Paul Forrest of WMEF is certain about the importance of steel-making in the UK. “Steel is a foundation industry, central to huge range of manufacturing in the West Midlands and elsewhere,” he told UNITElive.


“Its key importance is why, for example, the Germans nurture their steel industry so much.


High quality steel

“To make high quality precision components, you need high quality steel. UK steel is made with less than one per cent impurities, that is incredible, but that is what is needed.


“Our manufacturing base demands high spec components for aerospace, automotive and nuclear generation. You can’t deliver precision components with weaker quality steel.


“One of the great tragedies of the loss of Consett, for example, was the blow to our producing steel of high enough quality for nuclear energy components. But a whole range of manufacturing might suffer without a healthy UK steel industry.


“If our manufacturers can’t get sufficient quantities of high quality steel from the UK then they have to get it from further away. That pushes up costs, reduces the ability to respond quickly and eats away at any competitive advantage.”


The forum estimates that around 30,000 people in the West Midlands are directly employed in metals production, fabrication machining, manufacturing and vehicle manufacturing.  But with another 160,000 jobs linked to steel supply in some way, it is not just a “steel crisis” says Forrest.


“Our manufacturing base is still highly competitive and plays a major and under-estimated role in our economy. Policy makers must be clear steel is a key part of the complex eco-system that sustains and nourishes our manufacturing base.”


Manufacturing and steelmaking have been hit by the jump in the value of sterling against the euro and the Chinese yuan. The euro zone countries devalued their currency by printing more money –quantitative easing – giving them a competitive advantage against the UK.


The Chinese appear to be in a ‘currency war’ devaluing their currency against a range of others to make their goods cheaper.


The Bank of England’s long-running warnings over two years that it might push up UK interests rates has also artificially pushed up the value of sterling making imports cheaper and what we sell abroad more expensive.


Forrest says manufacturers and steelmakers need greater currency predictability.


“It might take 18 months of an export drive to get your first sale. In that time the value of currency could have swung against you, putting you in trouble.
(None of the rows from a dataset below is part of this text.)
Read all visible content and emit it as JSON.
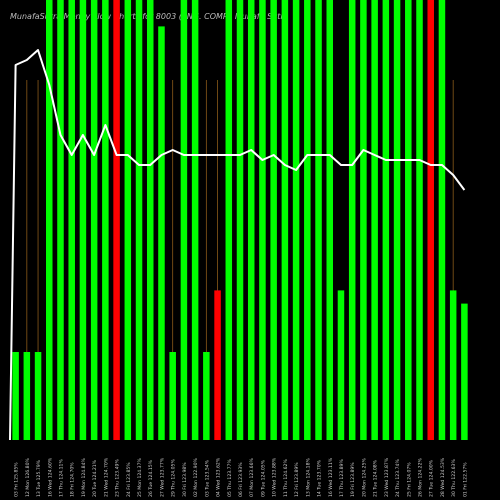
{
  "chart_data": {
    "type": "bar",
    "title": "MunafaSutra Money Flow Charts for 8003 (ENG. COMP.) Munafa Sutra",
    "colors": {
      "background": "#000000",
      "up": "#00ff00",
      "down": "#ff0000",
      "gridline": "#8a5a1a",
      "line": "#ffffff",
      "text": "#cfcfcf"
    },
    "categories": [
      "03 Fri 125.85%",
      "12 Mon 126.80%",
      "13 Tue 125.79%",
      "16 Wed 124.60%",
      "17 Thu 124.11%",
      "18 Fri 124.70%",
      "19 Mon 124.84%",
      "20 Tue 124.21%",
      "21 Wed 124.70%",
      "23 Thu 123.49%",
      "24 Fri 123.85%",
      "25 Mon 124.37%",
      "26 Tue 124.15%",
      "27 Wed 123.77%",
      "29 Thu 124.05%",
      "30 Fri 123.98%",
      "02 Mon 122.90%",
      "03 Tue 123.54%",
      "04 Wed 123.62%",
      "05 Thu 123.77%",
      "06 Fri 123.93%",
      "07 Mon 123.66%",
      "09 Tue 124.05%",
      "10 Wed 123.88%",
      "11 Thu 124.62%",
      "12 Fri 123.89%",
      "13 Mon 124.18%",
      "14 Tue 123.70%",
      "16 Wed 123.11%",
      "17 Thu 123.89%",
      "19 Fri 123.89%",
      "20 Mon 124.25%",
      "21 Tue 124.08%",
      "23 Wed 123.87%",
      "24 Thu 123.74%",
      "25 Fri 124.07%",
      "26 Mon 124.22%",
      "27 Tue 124.00%",
      "28 Wed 124.53%",
      "30 Thu 122.63%",
      "01 Fri 122.57%"
    ],
    "bars": [
      {
        "color": "up",
        "value": 0.2
      },
      {
        "color": "up",
        "value": 0.2
      },
      {
        "color": "up",
        "value": 0.2
      },
      {
        "color": "up",
        "value": 1.0
      },
      {
        "color": "up",
        "value": 1.0
      },
      {
        "color": "up",
        "value": 1.0
      },
      {
        "color": "up",
        "value": 1.0
      },
      {
        "color": "up",
        "value": 1.0
      },
      {
        "color": "up",
        "value": 1.0
      },
      {
        "color": "down",
        "value": 1.0
      },
      {
        "color": "up",
        "value": 1.0
      },
      {
        "color": "up",
        "value": 1.0
      },
      {
        "color": "up",
        "value": 1.0
      },
      {
        "color": "up",
        "value": 0.94
      },
      {
        "color": "up",
        "value": 0.2
      },
      {
        "color": "up",
        "value": 1.0
      },
      {
        "color": "up",
        "value": 1.0
      },
      {
        "color": "up",
        "value": 0.2
      },
      {
        "color": "down",
        "value": 0.34
      },
      {
        "color": "up",
        "value": 1.0
      },
      {
        "color": "up",
        "value": 1.0
      },
      {
        "color": "up",
        "value": 1.0
      },
      {
        "color": "up",
        "value": 1.0
      },
      {
        "color": "up",
        "value": 1.0
      },
      {
        "color": "up",
        "value": 1.0
      },
      {
        "color": "up",
        "value": 1.0
      },
      {
        "color": "up",
        "value": 1.0
      },
      {
        "color": "up",
        "value": 1.0
      },
      {
        "color": "up",
        "value": 1.0
      },
      {
        "color": "up",
        "value": 0.34
      },
      {
        "color": "up",
        "value": 1.0
      },
      {
        "color": "up",
        "value": 1.0
      },
      {
        "color": "up",
        "value": 1.0
      },
      {
        "color": "up",
        "value": 1.0
      },
      {
        "color": "up",
        "value": 1.0
      },
      {
        "color": "up",
        "value": 1.0
      },
      {
        "color": "up",
        "value": 1.0
      },
      {
        "color": "down",
        "value": 1.0
      },
      {
        "color": "up",
        "value": 1.0
      },
      {
        "color": "up",
        "value": 0.34
      },
      {
        "color": "up",
        "value": 0.31
      }
    ],
    "gridline_positions": [
      1,
      2,
      14,
      17,
      18,
      21,
      23,
      34,
      37,
      39
    ],
    "price_line": [
      0.13,
      0.12,
      0.1,
      0.17,
      0.27,
      0.31,
      0.27,
      0.31,
      0.25,
      0.31,
      0.31,
      0.33,
      0.33,
      0.31,
      0.3,
      0.31,
      0.31,
      0.31,
      0.31,
      0.31,
      0.31,
      0.3,
      0.32,
      0.31,
      0.33,
      0.34,
      0.31,
      0.31,
      0.31,
      0.33,
      0.33,
      0.3,
      0.31,
      0.32,
      0.32,
      0.32,
      0.32,
      0.33,
      0.33,
      0.35,
      0.38
    ],
    "price_line_start": 0.88,
    "ylim": [
      0,
      1
    ]
  }
}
“A fixed exchange is not going to happen but we need a monetary and fiscal policy which produces a more predictable exchange rate. The strength of the pound has had a real impact on UK steelmakers and manufacturers.


“Massive Chinese over-capacity in steel is not going to last forever. When China’s economy makes the transition from investment focussed to consumer focussed – as it will – their steel exports will diminish rapidly.


“Steelmakers need energy prices to be addressed. In Germany intensive industrial users of energy pay half the price of UK steelmakers, the reality is that needs to be addressed quickly.”


The Forum has a range of proposals to assist the steel industry from accessing EU funds for training and skills, to offering help to exporters hit by the strength of the pound.


Strategy for steel

It adds up to having a strategy for steel, but also by implication, for manufacturing. That isn’t lost on Unite assistant general secretary Tony Burke.


“It is very obvious there needs to be a co-ordinated government strategy. And it is obvious we are addressing a steel crisis which could have a domino effect across manufacturing.


“The government needs to wake up to the risks which are emerging. It must move on from listing what it can’t or doesn’t want to do, to focussing on what it must do to protect and rebuild our steel industry.”


Gerard Coyne, Unite West Midlands regional secretary said the Forum highlighted the importance of steel to West Midlands manufacturing as a whole.


“No one is saying that 160,000 jobs are under threat, but they can certainly be undermined by the government being too narrow-minded or unwilling to act.


“What happened at Caparo came out of the blue and was devastating news. But it highlights that there may not be proper awareness of the number of jobs potentially ‘at risk’.”